The Mudcat Café TM
Thread #73372   Message #3809713
Posted By: Jim Dixon
12-Sep-16 - 06:08 PM
Thread Name: Lyr Add: Java Jive (and other coffee & tea songs)
Subject: Lyr Add: COFFEE POT BLUES (Papa Charlie Jackson)
I was disappointed that this song really is not about coffee, but it has an interesting, catchy tune, so I thought I'd post it anyway:


COFFEE POT BLUES
As recorded by Papa Charlie Jackson, 1925.

You can always tell, when your good gal don't want to be seen,
'Cause your meals ain't ready; the house is never clean.

It's like huntin' for a needle buried in a bed of sand,
That is to find a woman hasn't got no man.

Three barrels of your whiskey, mama, four barrels of gin.
She said, "The head-knocker's home, daddy, and you can't come in."

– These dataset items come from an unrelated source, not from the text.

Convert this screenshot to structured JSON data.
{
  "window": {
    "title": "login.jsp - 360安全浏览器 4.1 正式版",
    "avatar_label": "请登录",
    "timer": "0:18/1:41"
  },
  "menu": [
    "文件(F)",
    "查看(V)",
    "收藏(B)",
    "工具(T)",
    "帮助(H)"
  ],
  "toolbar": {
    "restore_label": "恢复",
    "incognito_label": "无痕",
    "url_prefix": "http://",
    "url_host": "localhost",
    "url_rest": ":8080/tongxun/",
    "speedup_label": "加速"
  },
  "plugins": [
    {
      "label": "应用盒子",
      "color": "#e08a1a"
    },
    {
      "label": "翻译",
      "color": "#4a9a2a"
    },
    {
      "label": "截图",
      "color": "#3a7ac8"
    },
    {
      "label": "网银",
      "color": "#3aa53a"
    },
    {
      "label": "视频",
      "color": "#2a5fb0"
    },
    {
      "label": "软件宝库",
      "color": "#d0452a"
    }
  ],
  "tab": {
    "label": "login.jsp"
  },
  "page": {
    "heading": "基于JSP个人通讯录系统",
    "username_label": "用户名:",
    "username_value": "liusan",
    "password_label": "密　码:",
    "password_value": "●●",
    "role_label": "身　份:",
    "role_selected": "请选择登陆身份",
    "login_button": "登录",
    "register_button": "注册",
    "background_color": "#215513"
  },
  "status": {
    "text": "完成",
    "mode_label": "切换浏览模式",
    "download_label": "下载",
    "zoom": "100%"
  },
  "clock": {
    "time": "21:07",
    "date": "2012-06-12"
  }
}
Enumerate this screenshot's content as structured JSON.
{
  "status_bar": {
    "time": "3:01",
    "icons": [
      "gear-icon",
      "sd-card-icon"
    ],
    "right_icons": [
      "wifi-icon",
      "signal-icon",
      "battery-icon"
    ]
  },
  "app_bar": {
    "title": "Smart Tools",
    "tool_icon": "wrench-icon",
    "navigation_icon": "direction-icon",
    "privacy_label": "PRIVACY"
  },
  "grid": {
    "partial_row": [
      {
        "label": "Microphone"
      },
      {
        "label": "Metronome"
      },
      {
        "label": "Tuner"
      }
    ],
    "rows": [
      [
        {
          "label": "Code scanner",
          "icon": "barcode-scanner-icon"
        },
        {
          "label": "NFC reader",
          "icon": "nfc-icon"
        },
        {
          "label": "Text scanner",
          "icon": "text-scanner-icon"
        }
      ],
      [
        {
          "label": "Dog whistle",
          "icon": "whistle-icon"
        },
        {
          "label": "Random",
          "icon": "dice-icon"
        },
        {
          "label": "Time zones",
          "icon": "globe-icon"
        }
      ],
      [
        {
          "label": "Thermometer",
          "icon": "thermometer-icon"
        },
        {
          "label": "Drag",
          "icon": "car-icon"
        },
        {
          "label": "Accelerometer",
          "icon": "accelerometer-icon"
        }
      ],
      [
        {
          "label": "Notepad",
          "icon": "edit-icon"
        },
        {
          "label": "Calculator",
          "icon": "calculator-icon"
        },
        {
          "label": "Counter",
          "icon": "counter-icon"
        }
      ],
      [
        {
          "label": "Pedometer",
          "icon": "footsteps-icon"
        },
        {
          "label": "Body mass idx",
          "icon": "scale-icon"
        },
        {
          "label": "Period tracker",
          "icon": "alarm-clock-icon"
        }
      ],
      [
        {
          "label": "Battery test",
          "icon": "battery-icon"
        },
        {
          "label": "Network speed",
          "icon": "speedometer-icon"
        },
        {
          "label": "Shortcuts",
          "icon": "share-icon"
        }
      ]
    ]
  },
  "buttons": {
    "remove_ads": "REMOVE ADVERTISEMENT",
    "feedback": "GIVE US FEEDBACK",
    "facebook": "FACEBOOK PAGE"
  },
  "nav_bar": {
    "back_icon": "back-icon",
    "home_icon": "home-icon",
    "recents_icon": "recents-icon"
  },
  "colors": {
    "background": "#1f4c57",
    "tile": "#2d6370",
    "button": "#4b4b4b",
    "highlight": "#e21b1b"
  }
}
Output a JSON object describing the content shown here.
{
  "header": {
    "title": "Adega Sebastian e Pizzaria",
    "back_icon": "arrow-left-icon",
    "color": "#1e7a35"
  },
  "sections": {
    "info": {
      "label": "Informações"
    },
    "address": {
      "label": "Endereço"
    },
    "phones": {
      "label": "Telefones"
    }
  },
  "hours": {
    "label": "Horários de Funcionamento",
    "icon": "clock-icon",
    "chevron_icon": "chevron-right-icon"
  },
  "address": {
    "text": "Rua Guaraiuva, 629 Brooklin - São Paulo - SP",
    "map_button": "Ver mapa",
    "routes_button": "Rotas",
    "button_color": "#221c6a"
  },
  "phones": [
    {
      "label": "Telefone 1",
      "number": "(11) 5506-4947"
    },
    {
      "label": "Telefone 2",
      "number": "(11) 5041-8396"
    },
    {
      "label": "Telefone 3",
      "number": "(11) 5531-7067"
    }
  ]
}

It was early one morning, just at the close of four
When Charlie Smith knocked on Evelyn's door.

She jumped up, sweet babe, tipped on across the floor,
Hollerin', "Long tall daddy, don't you knock no more."

It was in the loving kitchen, where they made the plot
For to poison her father and her mother in the coffee pot.

Then they carried the remains, throwed it out in the yard,
Killed fifteen chickens and wound that prattlin' dog.

Policeman says to Freddie: "What do you know 'bout this?"
Say, "I guess you'd have to go arrest poor Charlie Smith."

Then they carried poor Charlie, put him behind the bar[s],
Give him thirty-nine days, mama, and that ain't all.

Poor Evelyn's in jail, with her back turned to the wall,
Hollerin', "Cruel kind daddy, you know you the cause [of] it all."

I want [to] sing this time; ain't gonna sing no more
'Cause my throat got dry, to where my tonsil's sore.


[As a murder ballad, or even an attempted-murder ballad, this song has a lot of plot holes. Who was Evelyn with when Charlie knocked on her door? What does this have to do with the plot to kill Evelyn's mother and father? How was the plot thwarted? Who was Freddie? Thirty-nine days seems like an awfully short sentence for murder or attempted murder. Why did that happen?

[By the way, I searched in vain for a true story this might have been based on.]